Andrew Fiala

We need to hear bad ideas so we can argue against them

Americans have the right to say what we believe, says ethics columnist Andrew Fiala. We need to hear bad ideas, so we can argue against them. And we should hope that liberty provides the best cure for stupidity.
Americans have the right to say what we believe, says ethics columnist Andrew Fiala. We need to hear bad ideas, so we can argue against them. And we should hope that liberty provides the best cure for stupidity. Associated Press file

People don’t like political correctness. A February poll by CBS’ “60 Minutes” found that 55 percent of Americans think that political correctness is a danger to free speech. Nearly 70 percent of Republicans don’t like political correctness.

Donald Trump has made this a theme. In a January speech Trump said, “We’re going to protect Christianity, and I can say that. I don’t have to be politically correct.” In a recent response to the backlash about his criticism of Judge Gonzalo Curiel, Trump said, “We have to stop being so politically correct in this country.”

Trump supporters agree. In a story about a Fresno kid who was not allowed to wear a Trump hat to school, Brooke Ashjian said, “If he wants to wear the hat, he should. If people are disturbed, too bad. There is so much political correctness people are afraid to rally.”

Democratic dialogue depends upon liberty, honesty and accountability. Without sincerity and freedom we end up with hypocrisy and duplicity. This is not good in a democracy.

Nor is it good for the pursuit of truth. Philosopher John Locke once said, “the truth certainly would do well enough if she were once left to shift for herself.” Speech codes that limit the free exchange of ideas undermine the pursuit of knowledge.

When people say what they mean and mean what they say, we have a basis for judgment and evaluation. Without free and honest speech, we do not know what anyone really thinks. That’s a problem in democracy, in business, and in life.

Frank and forthright speech is revealing and occasionally disturbing. Consider what Trump’s unconstrained speech teaches us about him. He has admitted he is suspicious of Mexican-Americans and Muslims. It is better that we know this than if he kept those ideas to himself.

Free speech allows for education and progress. Consider the case of Leslie Rasmussen, who wrote a letter in support of a friend who was convicted of rape at Stanford. Rasmussen blamed her friend’s conviction on political correctness. She wrote, “Stop worrying about being politically correct every second of the day and see that rape on campuses isn’t always because people are rapists.”

To claim that rapists are not always rapists is a contradiction. The complaint about political correctness is a red herring. But that’s why we need free speech. If we don’t know what people think, we cannot evaluate their ideas – or criticize their logic. Nor can we change their minds.
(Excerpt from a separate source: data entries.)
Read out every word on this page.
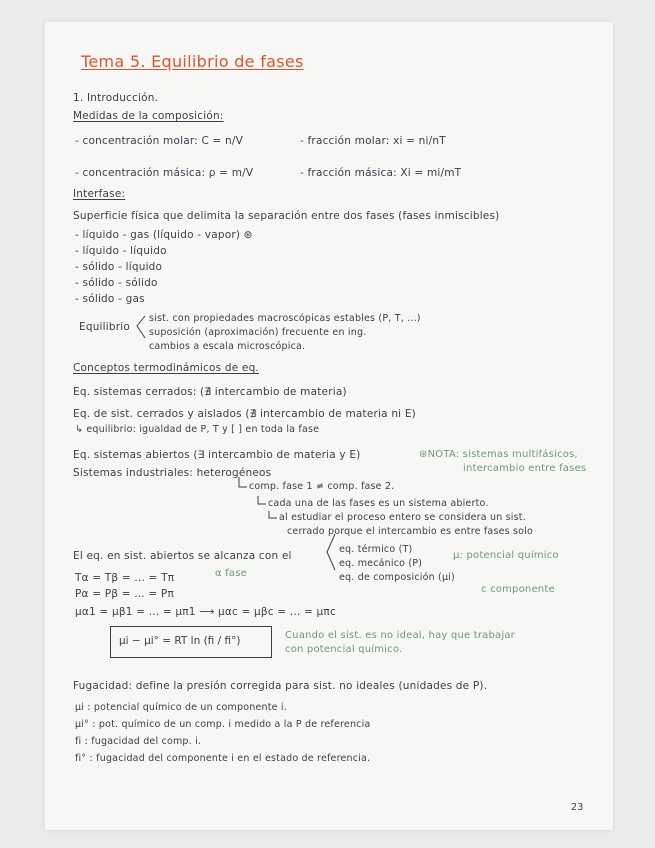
Tema 5. Equilibrio de fases
1. Introducción.
Medidas de la composición:
- concentración molar: C = n/V	- fracción molar: xi = ni/nT
- concentración másica: ρ = m/V	- fracción másica: Xi = mi/mT
Interfase:
Superficie física que delimita la separación entre dos fases (fases inmiscibles)
- líquido - gas (líquido - vapor) ⊛
- líquido - líquido
- sólido - líquido
- sólido - sólido
- sólido - gas
Equilibrio
sist. con propiedades macroscópicas estables (P, T, ...)
suposición (aproximación) frecuente en ing.
cambios a escala microscópica.
Conceptos termodinámicos de eq.
Eq. sistemas cerrados: (∄ intercambio de materia)
Eq. de sist. cerrados y aislados (∄ intercambio de materia ni E)
↳ equilibrio: igualdad de P, T y [ ] en toda la fase
Eq. sistemas abiertos (∃ intercambio de materia y E)	⊛NOTA: sistemas multifásicos,
intercambio entre fases
Sistemas industriales: heterogéneos
comp. fase 1 ≠ comp. fase 2.
cada una de las fases es un sistema abierto.
al estudiar el proceso entero se considera un sist.
cerrado porque el intercambio es entre fases solo
El eq. en sist. abiertos se alcanza con el
eq. térmico (T)
eq. mecánico (P)
eq. de composición (μi)
μ: potencial químico
α fase
c componente
Tα = Tβ = ... = Tπ
Pα = Pβ = ... = Pπ
μα1 = μβ1 = ... = μπ1 ⟶ μαc = μβc = ... = μπc
μi − μi° = RT ln (fi / fi°)	Cuando el sist. es no ideal, hay que trabajar
con potencial químico.
Fugacidad: define la presión corregida para sist. no ideales (unidades de P).
μi : potencial químico de un componente i.
μi° : pot. químico de un comp. i medido a la P de referencia
fi : fugacidad del comp. i.
fi° : fugacidad del componente i en el estado de referencia.
23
Rasmussen’s remarks provoked a backlash. Her band was dropped from a number of concerts. Some may see this as an example of the stifling effect of political correctness. But it’s part of the free market of ideas. And the backlash allowed Rasmussen to clarify her position. She recently apologized for her remarks.

That’s an important lesson. Unconstrained speech can result in dumb things being said. No one is perfect. Sometimes our tongues outpace our brains. When we say something dumb we ought to correct it and apologize. Honesty and liberty require accountability.

We learn and grow through free, sincere and accountable dialogue. When people say what they believe, we can evaluate them accordingly. We can even try to persuade them to think differently. But when discourse is constrained and people don’t say what they mean, we cannot have a productive dialogue.

In the best of all possible worlds there would be no hateful words. But in our flawed world, the next best thing is for bad ideas to come out of the closet. Political correctness can cause people to say the right thing for the wrong reasons, while remaining committed to dumb or indecent ideas.

Genuine civility remains an important good for social life. But genuine civility is not mere political correctness. Authentic civility is grounded in respect, compassion and commitment to the common good. Gandhi explained, “Civility does not mean mere outward gentleness of speech … but an inborn gentleness and desire to do the opponent good.”

Eloquent courtesy can mask cruelty and violence. Political correctness can be oppressive. And inhibited speech prevents genuine dialogue.

Americans have the right to say what we believe. We need to hear bad ideas, so we can argue against them. And we should hope that liberty provides the best cure for stupidity.